Back to Headlines

LLMの限界が露呈、AI界で「AGIへの別ルート」が注目される

2日前

人工知能(AI)界隈で「AIドゥーマー」と呼ばれる懐疑派の声が再び注目を集めている。OpenAIが発表したGPT-5が期待に応えず、技術的進歩の限界が浮き彫りになったことで、長年「LLM(大規模言語モデル)だけではAGI(汎用人工知能)には到達しない」と主張してきた研究者たちが「言った通りだ」と声を上げている。代表的な人物は、AI研究の先駆者であり、著書『AIの限界』で知られるゲイリー・マーカス氏だ。
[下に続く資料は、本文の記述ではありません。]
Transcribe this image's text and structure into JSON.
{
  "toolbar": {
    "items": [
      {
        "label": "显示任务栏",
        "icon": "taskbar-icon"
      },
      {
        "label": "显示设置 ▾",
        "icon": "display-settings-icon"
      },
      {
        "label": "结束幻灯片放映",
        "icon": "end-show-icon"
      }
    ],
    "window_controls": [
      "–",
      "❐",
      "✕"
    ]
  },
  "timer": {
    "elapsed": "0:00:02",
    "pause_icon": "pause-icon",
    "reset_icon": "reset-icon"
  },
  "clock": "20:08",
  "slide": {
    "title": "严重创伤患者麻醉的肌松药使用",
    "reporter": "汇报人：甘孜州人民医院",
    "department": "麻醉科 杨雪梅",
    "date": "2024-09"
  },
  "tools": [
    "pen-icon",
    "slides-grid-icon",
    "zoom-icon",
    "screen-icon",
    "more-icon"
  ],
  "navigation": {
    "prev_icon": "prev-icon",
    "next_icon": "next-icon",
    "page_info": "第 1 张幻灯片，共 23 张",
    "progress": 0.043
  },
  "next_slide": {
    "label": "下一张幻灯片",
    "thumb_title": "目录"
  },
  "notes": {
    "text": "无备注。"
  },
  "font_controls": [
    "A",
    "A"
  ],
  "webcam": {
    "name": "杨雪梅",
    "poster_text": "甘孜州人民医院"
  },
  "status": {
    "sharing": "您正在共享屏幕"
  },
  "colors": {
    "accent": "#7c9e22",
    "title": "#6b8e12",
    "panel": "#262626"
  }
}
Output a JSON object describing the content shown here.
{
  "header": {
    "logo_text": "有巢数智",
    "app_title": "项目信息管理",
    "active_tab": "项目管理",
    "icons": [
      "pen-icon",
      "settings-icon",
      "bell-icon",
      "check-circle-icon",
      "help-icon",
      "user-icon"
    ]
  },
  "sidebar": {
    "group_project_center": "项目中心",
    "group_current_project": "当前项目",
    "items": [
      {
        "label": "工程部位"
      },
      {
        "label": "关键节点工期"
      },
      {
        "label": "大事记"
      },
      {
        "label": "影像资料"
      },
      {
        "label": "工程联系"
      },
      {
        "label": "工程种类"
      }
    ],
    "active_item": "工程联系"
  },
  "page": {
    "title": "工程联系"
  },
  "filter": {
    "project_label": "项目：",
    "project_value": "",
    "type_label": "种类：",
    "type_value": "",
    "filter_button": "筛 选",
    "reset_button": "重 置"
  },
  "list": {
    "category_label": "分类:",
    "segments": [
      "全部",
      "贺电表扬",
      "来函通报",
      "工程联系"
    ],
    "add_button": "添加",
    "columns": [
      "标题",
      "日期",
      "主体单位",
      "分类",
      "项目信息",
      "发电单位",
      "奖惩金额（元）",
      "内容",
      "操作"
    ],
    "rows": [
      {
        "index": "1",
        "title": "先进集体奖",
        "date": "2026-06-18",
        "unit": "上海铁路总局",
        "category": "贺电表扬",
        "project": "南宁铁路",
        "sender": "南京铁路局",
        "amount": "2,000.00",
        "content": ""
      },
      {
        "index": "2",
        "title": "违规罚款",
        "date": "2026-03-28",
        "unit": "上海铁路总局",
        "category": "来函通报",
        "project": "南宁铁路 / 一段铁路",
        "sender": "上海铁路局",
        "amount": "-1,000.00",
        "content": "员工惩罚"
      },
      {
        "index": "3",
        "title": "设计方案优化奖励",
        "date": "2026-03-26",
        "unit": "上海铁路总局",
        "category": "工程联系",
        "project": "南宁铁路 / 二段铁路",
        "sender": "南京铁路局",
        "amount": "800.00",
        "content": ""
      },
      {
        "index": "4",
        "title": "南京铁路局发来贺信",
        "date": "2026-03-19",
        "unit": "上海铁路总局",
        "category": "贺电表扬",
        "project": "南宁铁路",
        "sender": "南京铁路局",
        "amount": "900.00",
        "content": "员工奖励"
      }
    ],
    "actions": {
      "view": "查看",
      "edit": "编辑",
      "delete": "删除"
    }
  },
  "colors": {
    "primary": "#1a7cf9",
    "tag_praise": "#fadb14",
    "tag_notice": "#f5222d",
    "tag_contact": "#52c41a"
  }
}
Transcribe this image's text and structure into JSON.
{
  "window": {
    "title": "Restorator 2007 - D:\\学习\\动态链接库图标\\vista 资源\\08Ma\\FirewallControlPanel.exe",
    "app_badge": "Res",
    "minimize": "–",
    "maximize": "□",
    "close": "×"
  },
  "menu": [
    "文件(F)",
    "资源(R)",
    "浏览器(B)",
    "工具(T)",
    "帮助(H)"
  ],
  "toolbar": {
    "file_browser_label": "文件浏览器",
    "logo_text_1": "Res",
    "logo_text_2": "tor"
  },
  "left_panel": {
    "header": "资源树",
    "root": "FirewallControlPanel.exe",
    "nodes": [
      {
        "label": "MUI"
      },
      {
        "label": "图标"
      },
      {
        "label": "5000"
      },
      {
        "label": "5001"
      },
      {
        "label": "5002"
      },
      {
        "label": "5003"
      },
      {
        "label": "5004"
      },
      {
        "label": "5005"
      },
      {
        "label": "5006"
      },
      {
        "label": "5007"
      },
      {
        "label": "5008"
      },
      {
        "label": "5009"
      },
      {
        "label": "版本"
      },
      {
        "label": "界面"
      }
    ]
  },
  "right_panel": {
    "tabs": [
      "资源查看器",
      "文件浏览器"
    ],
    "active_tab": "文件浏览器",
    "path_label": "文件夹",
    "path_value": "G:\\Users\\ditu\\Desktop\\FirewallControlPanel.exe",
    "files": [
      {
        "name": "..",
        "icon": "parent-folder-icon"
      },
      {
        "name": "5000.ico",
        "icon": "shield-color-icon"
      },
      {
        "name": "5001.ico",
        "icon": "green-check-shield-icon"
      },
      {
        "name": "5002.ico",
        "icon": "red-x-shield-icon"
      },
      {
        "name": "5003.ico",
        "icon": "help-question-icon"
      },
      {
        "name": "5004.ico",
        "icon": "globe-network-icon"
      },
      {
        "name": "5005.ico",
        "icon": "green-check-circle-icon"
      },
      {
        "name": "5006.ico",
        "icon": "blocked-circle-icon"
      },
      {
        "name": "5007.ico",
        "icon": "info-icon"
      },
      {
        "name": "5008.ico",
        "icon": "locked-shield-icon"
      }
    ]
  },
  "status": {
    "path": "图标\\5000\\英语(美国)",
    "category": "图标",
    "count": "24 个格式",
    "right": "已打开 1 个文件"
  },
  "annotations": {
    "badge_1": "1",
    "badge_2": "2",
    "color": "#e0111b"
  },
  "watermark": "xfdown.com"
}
彼はGPT-5発表後にブログで「純粋なスケーリング(データと計算力の増加)ではAGIには到達できない。『2027年までにAGI』という発言はマーケティングに過ぎない」と断言した。 現在、OpenAIは600億ドルの資金調達を達成し、5000億ドルを超える評価額を狙うなど、AIブームの象徴的存在となっている。しかし、同社は依然として利益を上げておらず、AGI開発という使命と実際の業績の乖離が懸念されている。Google、Meta、xAI、Anthropicなども巨額の投資を続け、LLMの拡大競争に参加しているが、その一方で、データの質や著作権問題(例:Anthropicが違法な書籍データを収集)といったリスクも浮上している。 Appleの研究チームが2024年6月に発表した論文「思考の錯覚」は、LLMが複雑な課題に直面すると即座に妥協するなど、本質的な論理的推論能力に欠けることを指摘。研究者たちは、LLMが「パターン認識」にすぎず、真の知能に至る道ではないと警告している。MITのジャヤ・ライト・フォレスト教授も1971年に「モデルは人間の意思決定の基盤」と述べており、世界モデル(world models)の重要性を提唱した。 現在、フェイ・フェイ・リー(スタンフォード大学)やヤン・レクン(Meta首席AI科学者)らは、LLMの代替として「世界モデル」に注目している。これは、現実の物理世界をシミュレートし、AIが環境を理解・予測できるようにするアプローチ。DeepMindが開発した「Genie 3」は、火山地形や暗い海底を再現可能で、実世界への応用が期待されている。また、神経科学モデルやマルチエージェントモデル、体現型AI(ロボットに応用)も研究が進んでいる。 マーカス氏は、LLMは「人間より優れている部分もあるが、アリにも劣る」と指摘。真のAGIの実現には、世界モデルへのシフトが不可欠だと訴えている。AIブームの先にあるのは、単なるスケーリングではなく、本質的な知能の再構築である。